Friday, July 13, 2007

Imposter Student

This is not a new story. Earlier this year, a student at Stanford University -- who had attended classes for nearly a whole year and lived in two different dorsm -- was discovered to be a complete fraud. She had not been accepted to attend Stanford (indeed, she had applied and been rejected), but she showed up anyways and managed to scam her way into dorm rooms, meals, classes, study groups, and the campus life in general.

Azia Kim was like any other Stanford freshman. She graduated from one of California’s most competitive high schools last June, moved into the dorms during New Student Orientation, talked about upcoming tests and spent her free time with friends.

Kim, an 18-year-old from Orange County who graduated from Fullerton’s Troy High School, lived in Kimball throughout fall and winter quarter. She lived in Okada, the Asian-American theme dorm, until Monday night, when University staff finally caught onto her ruse.

The "roommates" with whom she shared a room (which she entered by climbing in through the window, since she had no keys) are saying they feel 'betrayed' and 'freaked out' because the school allowed this to happen.

It's not like Kim was dangerous -- she never threatened anyone, she never seemed to be outwardly odd; she just attended a school she had been rejected from and apparently built an extremely complicated lie to make it work. I can understand them feeling betrayed, but feeling unsafe or scared seems a bit over the top to me. Although, if one "imposter" can make it through almost a whole year without anyone really suspecting, how many others are out there who are doing it better and getting away with it? Kim did not seem to have any malicious intent, but I'm sure others could. Quite a few people are very concerned that this is a serious security breach (read the comment son the article, they're quite interesting).

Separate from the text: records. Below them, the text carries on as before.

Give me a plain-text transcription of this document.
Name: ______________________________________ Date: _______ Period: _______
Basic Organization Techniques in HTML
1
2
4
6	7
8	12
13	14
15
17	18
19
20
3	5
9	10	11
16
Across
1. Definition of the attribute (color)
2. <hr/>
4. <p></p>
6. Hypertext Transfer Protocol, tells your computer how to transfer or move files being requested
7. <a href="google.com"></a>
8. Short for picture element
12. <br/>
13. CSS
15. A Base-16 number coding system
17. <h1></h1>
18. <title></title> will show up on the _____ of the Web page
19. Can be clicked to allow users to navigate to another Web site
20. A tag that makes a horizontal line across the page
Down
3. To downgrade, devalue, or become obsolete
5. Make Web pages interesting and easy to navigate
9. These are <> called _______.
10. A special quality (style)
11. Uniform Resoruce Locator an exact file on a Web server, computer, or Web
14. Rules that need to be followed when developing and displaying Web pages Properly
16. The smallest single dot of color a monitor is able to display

Obviously this girl has some serious problems -- some have suggested that she did this because of unreasonable pressure at home to attent a prestigous school, others that she had a burning desire to attend Stanford despite her lack of credentials. I think she deserves sympathy more than condemnation -- and some serious counselling to discover why she did this. Whether she's a pathological liar or simply desperate remains to be seen.